In response to:

Mrs. Thatcher's Revenge from the March 21, 1996 issue

To the Editors:

To be vulgarly abused in a foreign publication [NYR, March 21] is a form of recognition I could do without. Mr. Buruma condemns me as “crass” (i.e., stupid, gross, coarse) “eccentric” (i.e., deviating from convention in a bizarre manner) and “Jewish.” The only relevance of his intrusion of my Jewishness seems to be as support for personal denigration, since he provides no other evidence for his aspersions apart from my guilt by association with Margaret Thatcher and my juvenile flirtation with communism which ended nearly fifty years ago. I have had the pleasure of never meeting him. He shows no sign of ever having read anything I have written (or published) either under my own name, ghosted for Keith Joseph and Margaret Thatcher or through the Centre For Policy Studies, which I co-founded with Joseph.

The impression that prior emotive hostility to me precludes his actually reading my writings prior to denouncing them is reinforced by his claim that I “fed her [MT] a churning brew of Hayek, Popper, Ludwig von Mises, and Milton Friedman.” Now though I respect these writers (and actually knew two of them personally) my writing is not indebted to them, nor did I quote them. On the contrary, my writing, “ghosting” and publication dealt with the British scene empirically from practice to theory. Our main point was that socialism in any form, including “Butskellism” does not work, by its adherents’ criteria no less than by anyone else’s. Yet, socialism in one form or another continues to attract support; that is the predicament which the Thatcher interlude leaves unchanged.

For Mr. Buruma to make a contribution to your readers’ understanding of British affairs, he would need more knowledge, even a little scholarship, intellectual curiosity, less stridency and better intellectual manners. He would need to read some of what we wrote, and to define his terms. For instance, what does he mean when he describes me as a “Thatcherite intellectual”? To dub someone “Keynesian,” “Kemalist” or “Marxist” denotes their intellectual or ideological provenance; does he imply that I derived my ideas from Margaret Thatcher?

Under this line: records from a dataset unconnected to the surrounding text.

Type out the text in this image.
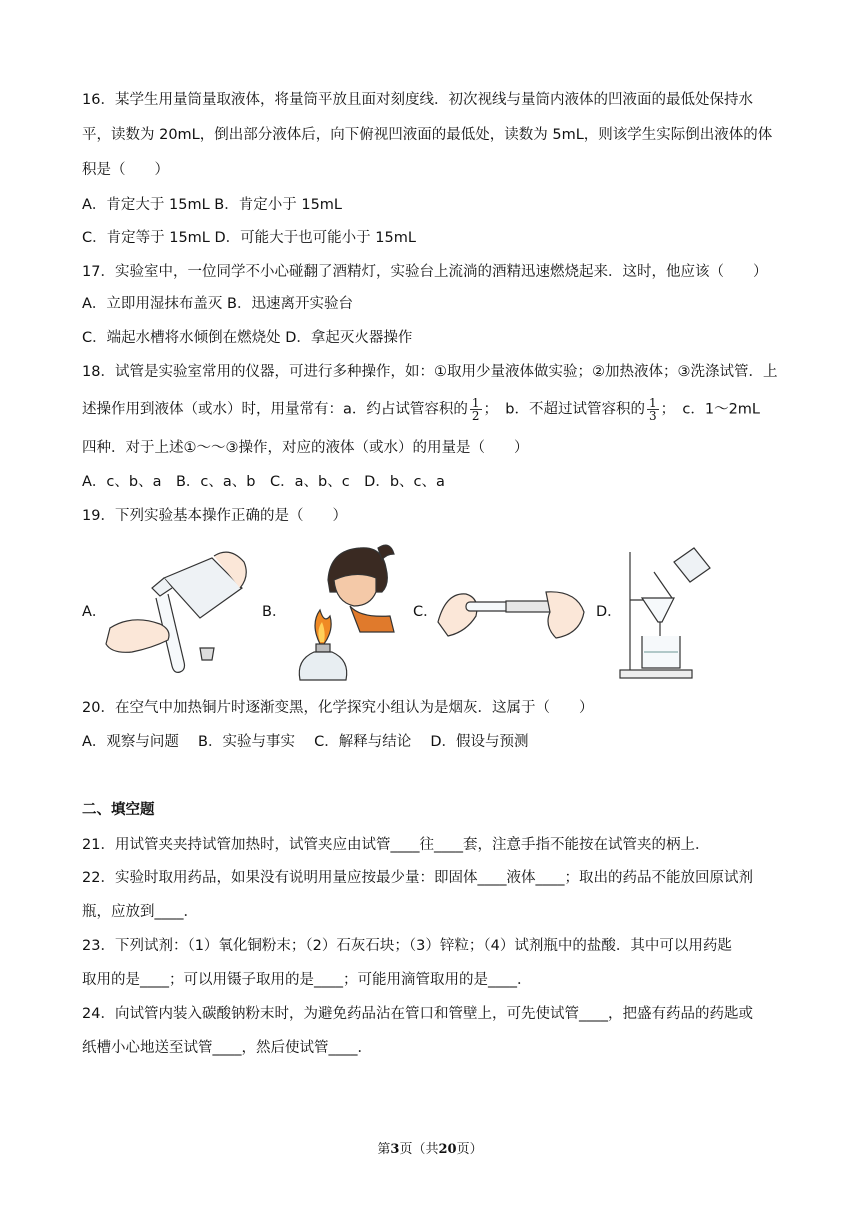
16．某学生用量筒量取液体，将量筒平放且面对刻度线．初次视线与量筒内液体的凹液面的最低处保持水
平，读数为 20mL，倒出部分液体后，向下俯视凹液面的最低处，读数为 5mL，则该学生实际倒出液体的体
积是（　　）
A．肯定大于 15mL B．肯定小于 15mL
C．肯定等于 15mL D．可能大于也可能小于 15mL
17．实验室中，一位同学不小心碰翻了酒精灯，实验台上流淌的酒精迅速燃烧起来．这时，他应该（　　）
A．立即用湿抹布盖灭 B．迅速离开实验台
C．端起水槽将水倾倒在燃烧处 D．拿起灭火器操作
18．试管是实验室常用的仪器，可进行多种操作，如：①取用少量液体做实验；②加热液体；③洗涤试管．上
述操作用到液体（或水）时，用量常有：a．约占试管容积的 $\frac{1}{2}$ ；　b．不超过试管容积的 $\frac{1}{3}$ ；　c．1～2mL
四种．对于上述①～～③操作，对应的液体（或水）的用量是（　　）
A．c、b、a　B．c、a、b　C．a、b、c　D．b、c、a
19．下列实验基本操作正确的是（　　）
A．	B．	C．	D．
20．在空气中加热铜片时逐渐变黑，化学探究小组认为是烟灰．这属于（　　）
A．观察与问题　 B．实验与事实　 C．解释与结论　 D．假设与预测
二、填空题
21．用试管夹夹持试管加热时，试管夹应由试管____往____套，注意手指不能按在试管夹的柄上．
22．实验时取用药品，如果没有说明用量应按最少量：即固体____液体____；取出的药品不能放回原试剂
瓶，应放到____．
23．下列试剂：（1）氧化铜粉末；（2）石灰石块；（3）锌粒；（4）试剂瓶中的盐酸．其中可以用药匙
取用的是____；可以用镊子取用的是____；可能用滴管取用的是____．
24．向试管内装入碳酸钠粉末时，为避免药品沾在管口和管壁上，可先使试管____，把盛有药品的药匙或
纸槽小心地送至试管____，然后使试管____．
第3页（共20页）
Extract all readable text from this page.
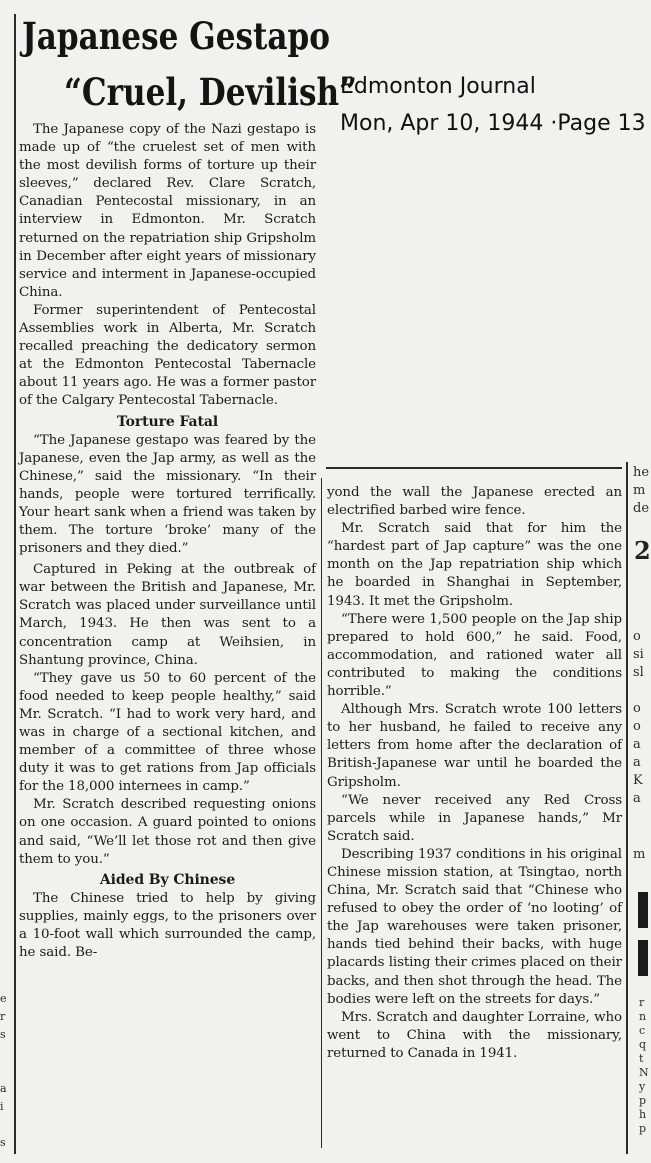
Japanese Gestapo
“Cruel, Devilish”
Edmonton Journal
Mon, Apr 10, 1944 ·Page 13

The Japanese copy of the Nazi gestapo is made up of “the cruelest set of men with the most devilish forms of torture up their sleeves,” declared Rev. Clare Scratch, Canadian Pentecostal missionary, in an interview in Edmonton. Mr. Scratch returned on the repatriation ship Gripsholm in December after eight years of missionary service and interment in Japanese-occupied China.

Former superintendent of Pentecostal Assemblies work in Alberta, Mr. Scratch recalled preaching the dedicatory sermon at the Edmonton Pentecostal Tabernacle about 11 years ago. He was a former pastor of the Calgary Pentecostal Tabernacle.

Torture Fatal

“The Japanese gestapo was feared by the Japanese, even the Jap army, as well as the Chinese,” said the missionary. “In their hands, people were tortured terrifically. Your heart sank when a friend was taken by them. The torture ‘broke’ many of the prisoners and they died.”

Captured in Peking at the outbreak of war between the British and Japanese, Mr. Scratch was placed under surveillance until March, 1943. He then was sent to a concentration camp at Weihsien, in Shantung province, China.

“They gave us 50 to 60 percent of the food needed to keep people healthy,” said Mr. Scratch. “I had to work very hard, and was in charge of a sectional kitchen, and member of a committee of three whose duty it was to get rations from Jap officials for the 18,000 internees in camp.”

Mr. Scratch described requesting onions on one occasion. A guard pointed to onions and said, “We’ll let those rot and then give them to you.”

Aided By Chinese

The Chinese tried to help by giving supplies, mainly eggs, to the prisoners over a 10-foot wall which surrounded the camp, he said. Be-

yond the wall the Japanese erected an electrified barbed wire fence.

Mr. Scratch said that for him the “hardest part of Jap capture” was the one month on the Jap repatriation ship which he boarded in Shanghai in September, 1943. It met the Gripsholm.

“There were 1,500 people on the Jap ship prepared to hold 600,” he said. Food, accommodation, and rationed water all contributed to making the conditions horrible.”

Although Mrs. Scratch wrote 100 letters to her husband, he failed to receive any letters from home after the declaration of British-Japanese war until he boarded the Gripsholm.

“We never received any Red Cross parcels while in Japanese hands,” Mr Scratch said.

Describing 1937 conditions in his original Chinese mission station, at Tsingtao, north China, Mr. Scratch said that “Chinese who refused to obey the order of ‘no looting’ of the Jap warehouses were taken prisoner, hands tied behind their backs, with huge placards listing their crimes placed on their backs, and then shot through the head. The bodies were left on the streets for days.”

Mrs. Scratch and daughter Lorraine, who went to China with the missionary, returned to Canada in 1941.

he
m
de
2
o
si
sl
o
o
a
a
K
a
m
r
n
c
q
t
N
y
p
h
p
e
r
s
a
i
s
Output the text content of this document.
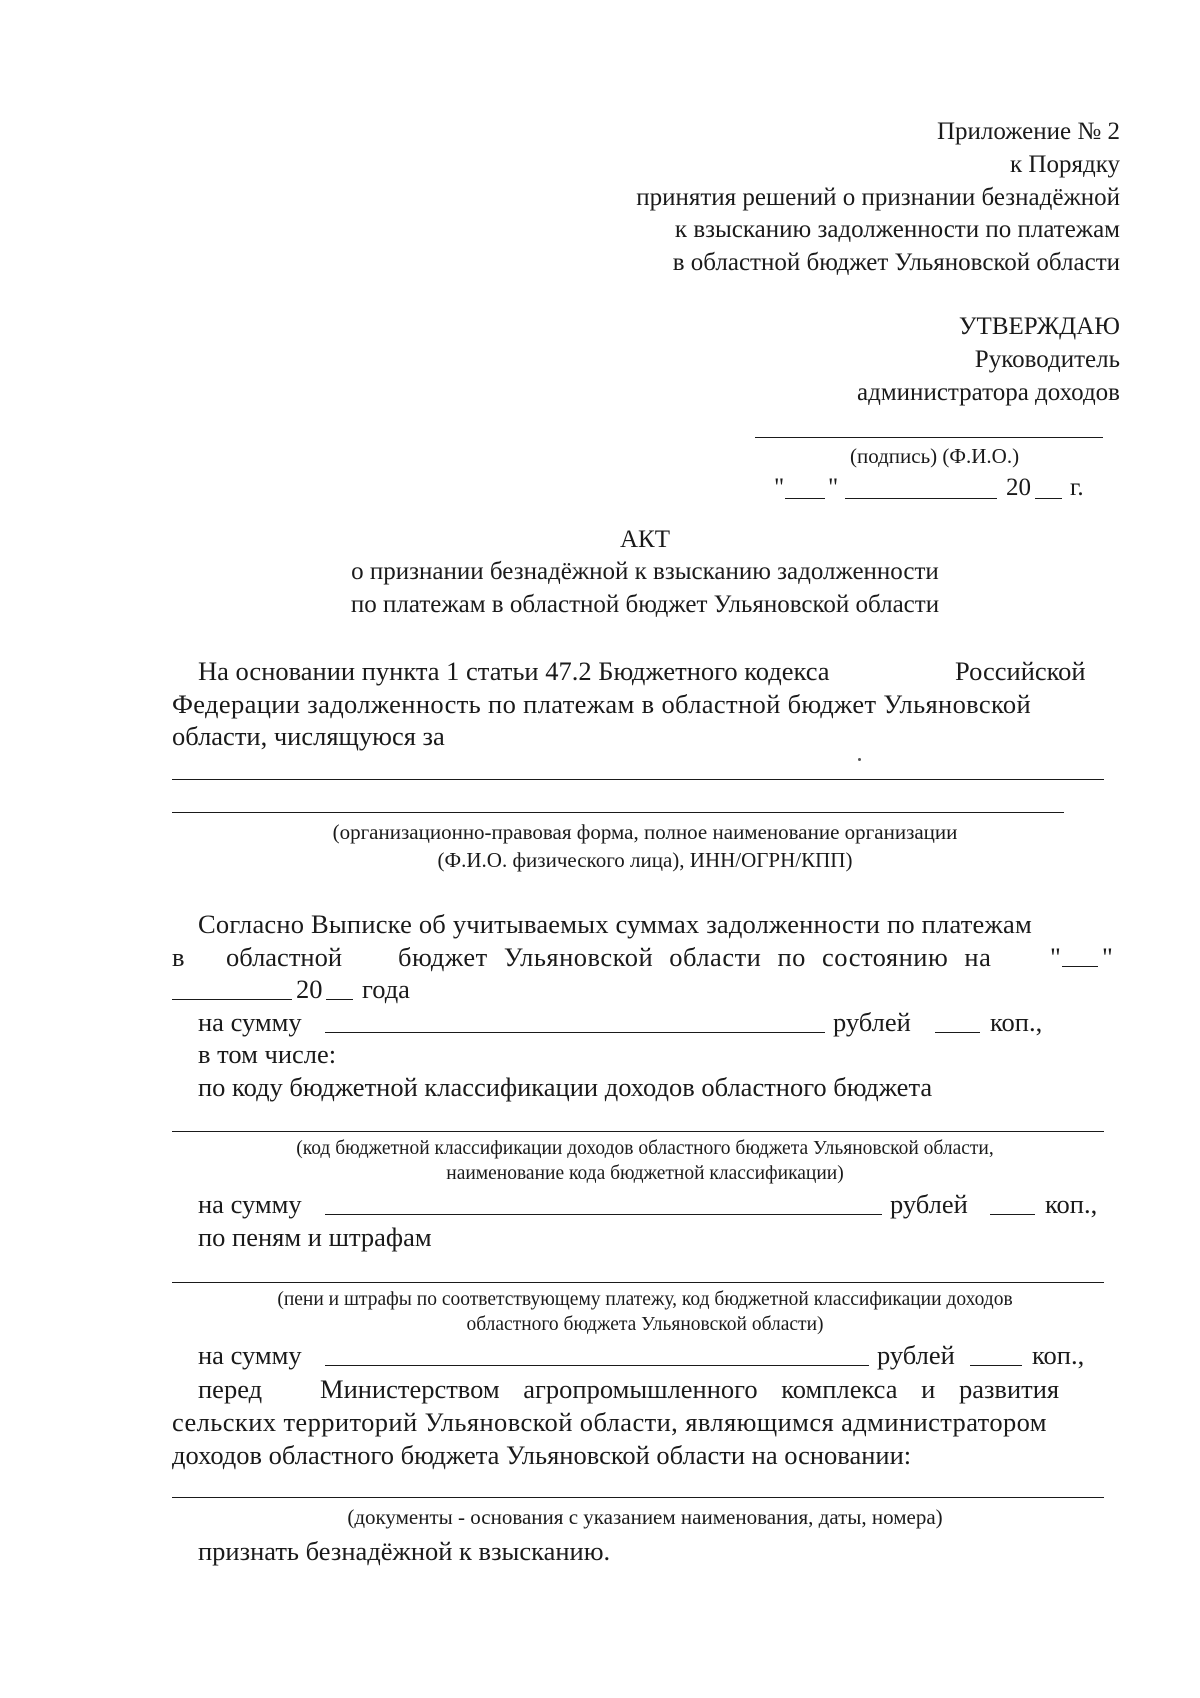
Приложение № 2
к Порядку
принятия решений о признании безнадёжной
к взысканию задолженности по платежам
в областной бюджет Ульяновской области
УТВЕРЖДАЮ
Руководитель
администратора доходов
(подпись) (Ф.И.О.)
" "	20 г.
АКТ
о признании безнадёжной к взысканию задолженности
по платежам в областной бюджет Ульяновской области
На основании пункта 1 статьи 47.2 Бюджетного кодекса	Российской
Федерации задолженность по платежам в областной бюджет Ульяновской
области, числящуюся за
(организационно-правовая форма, полное наименование организации
(Ф.И.О. физического лица), ИНН/ОГРН/КПП)
Согласно Выписке об учитываемых суммах задолженности по платежам
в областной бюджет Ульяновской области по состоянию на " "
20 года
на сумму	рублей	коп.,
в том числе:
по коду бюджетной классификации доходов областного бюджета
(код бюджетной классификации доходов областного бюджета Ульяновской области,
наименование кода бюджетной классификации)
на сумму	рублей	коп.,
по пеням и штрафам
(пени и штрафы по соответствующему платежу, код бюджетной классификации доходов
областного бюджета Ульяновской области)
на сумму	рублей	коп.,
перед Министерством агропромышленного комплекса и развития
сельских территорий Ульяновской области, являющимся администратором
доходов областного бюджета Ульяновской области на основании:
(документы - основания с указанием наименования, даты, номера)
признать безнадёжной к взысканию.
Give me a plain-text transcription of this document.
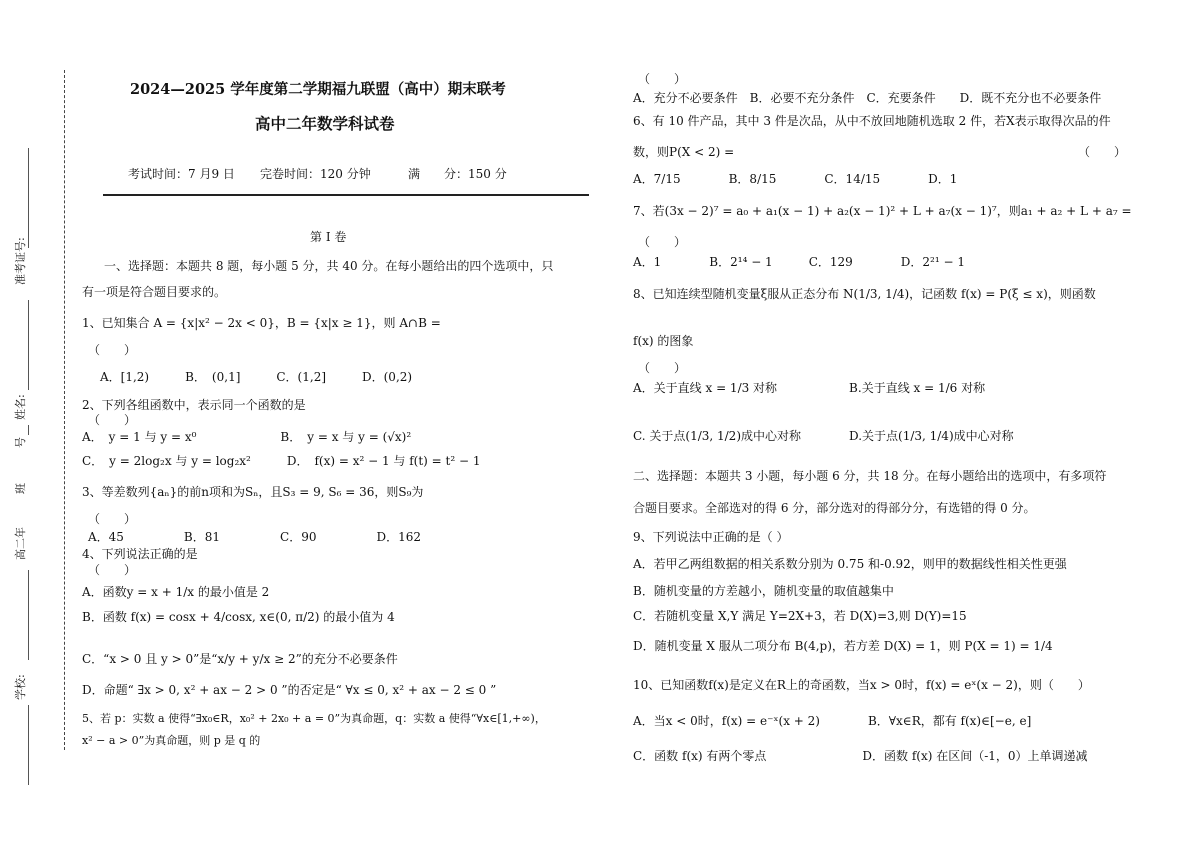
准考证号:
姓名:
号
班
高二年
学校:
2024—2025 学年度第二学期福九联盟（高中）期末联考
高中二年数学科试卷
考试时间：7 月9 日 完卷时间：120 分钟	满　　分：150 分
第 I 卷
一、选择题：本题共 8 题，每小题 5 分，共 40 分。在每小题给出的四个选项中，只
有一项是符合题目要求的。
1、已知集合 A = {x|x² − 2x < 0}，B = {x|x ≥ 1}，则 A∩B =
（　　）
A．[1,2)　　　B．　(0,1]　　　C．(1,2]　　　D．(0,2)
2、下列各组函数中，表示同一个函数的是
（　　）
A．　y = 1 与 y = x⁰　　　　　　　B．　y = x 与 y = (√x)²
C．　y = 2log₂x 与 y = log₂x²　　　D．　f(x) = x² − 1 与 f(t) = t² − 1
3、等差数列{aₙ}的前n项和为Sₙ，且S₃ = 9, S₆ = 36，则S₉为
（　　）
A．45　　　　　B．81　　　　　C．90　　　　　D．162
4、下列说法正确的是
（　　）
A．函数y = x + 1/x 的最小值是 2
B．函数 f(x) = cosx + 4/cosx, x∈(0, π/2) 的最小值为 4
C．“x > 0 且 y > 0”是“x/y + y/x ≥ 2”的充分不必要条件
D．命题“ ∃x > 0, x² + ax − 2 > 0 ”的否定是“ ∀x ≤ 0, x² + ax − 2 ≤ 0 ”
5、若 p：实数 a 使得“∃x₀∈R，x₀² + 2x₀ + a = 0”为真命题，q：实数 a 使得“∀x∈[1,+∞)，
x² − a > 0”为真命题，则 p 是 q 的
（　　）
A．充分不必要条件　B．必要不充分条件　C．充要条件　　D．既不充分也不必要条件
6、有 10 件产品，其中 3 件是次品，从中不放回地随机选取 2 件，若X表示取得次品的件
数，则P(X < 2) =	（　　）
A．7/15　　　　B．8/15　　　　C．14/15　　　　D．1
7、若(3x − 2)⁷ = a₀ + a₁(x − 1) + a₂(x − 1)² + L + a₇(x − 1)⁷，则a₁ + a₂ + L + a₇ =
（　　）
A．1　　　　B．2¹⁴ − 1　　　C．129　　　　D．2²¹ − 1
8、已知连续型随机变量ξ服从正态分布 N(1/3, 1/4)，记函数 f(x) = P(ξ ≤ x)，则函数
f(x) 的图象
（　　）
A．关于直线 x = 1/3 对称　　　　　　B.关于直线 x = 1/6 对称
C. 关于点(1/3, 1/2)成中心对称　　　　D.关于点(1/3, 1/4)成中心对称
二、选择题：本题共 3 小题，每小题 6 分，共 18 分。在每小题给出的选项中，有多项符
合题目要求。全部选对的得 6 分，部分选对的得部分分，有选错的得 0 分。
9、下列说法中正确的是（ ）
A．若甲乙两组数据的相关系数分别为 0.75 和-0.92，则甲的数据线性相关性更强
B．随机变量的方差越小，随机变量的取值越集中
C．若随机变量 X,Y 满足 Y=2X+3，若 D(X)=3,则 D(Y)=15
D．随机变量 X 服从二项分布 B(4,p)，若方差 D(X) = 1，则 P(X = 1) = 1/4
10、已知函数f(x)是定义在R上的奇函数，当x > 0时，f(x) = eˣ(x − 2)，则（　　）
A．当x < 0时，f(x) = e⁻ˣ(x + 2)　　　　B．∀x∈R，都有 f(x)∈[−e, e]
C．函数 f(x) 有两个零点　　　　　　　　D．函数 f(x) 在区间（-1，0）上单调递减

He would also need to give up his ubiquitous obsession with the Jewish connection. We Jews are spread out along the whole political spectrum; our only common denominator is dedication to various deities. We thereby epitomize the human predicament.

Alfred Sherman
London, England

Ian Buruma replies:

Not eccentric? Not crass? I didn’t feel the need to spell it out in my article, but if Mr. Sherman insists, here are a few pointers. It was surely eccentric of him to invite Jean-Marie Le Pen, leader of the extreme right-wing French National Front, to speak at the Conservative Party Conference in 1988. It was eccentricity, bordering on crassness, to state, as he did the year before, that “the SS were as much victims as the Jews were. Without Hitler, they would have been decent young men but they were turned into monsters and they died.” And the crassness of his stand on recent Bosnian affairs lacks all the charm of eccentricity: “I’m going to Bosnia to advise Karadzic,” he told the Daily Telegraph in 1993. “We are in the first throes of the Third World War against Germany. But [John] Major is on the side of the Germans.”
As for the Jewish angle. I only mentioned Mr. Sherman’s background to point out that Mrs. Thatcher’s intellectual boosters were as likely to be Jewish as Catholic. In other words, Jewishness per se was not the issue. It was Sherman who wrote that Jewish voters approved of Margaret Thatcher’s stand on the need to curb further immigration more tightly. I don’t know about Jewish voters, but this is certainly Mr. Sherman’s own view. He wrote (Sunday Telegraph, September 11, 1979) that “the relationship between indigenous Britons and this country is inherently different from that of Asians and most other migrant stock. Hence, there are unassailable moral no less than political grounds for embodying these differences in law and practice wherever necessary.” An eccentric, not to say crass view for a Jewish thinker to take.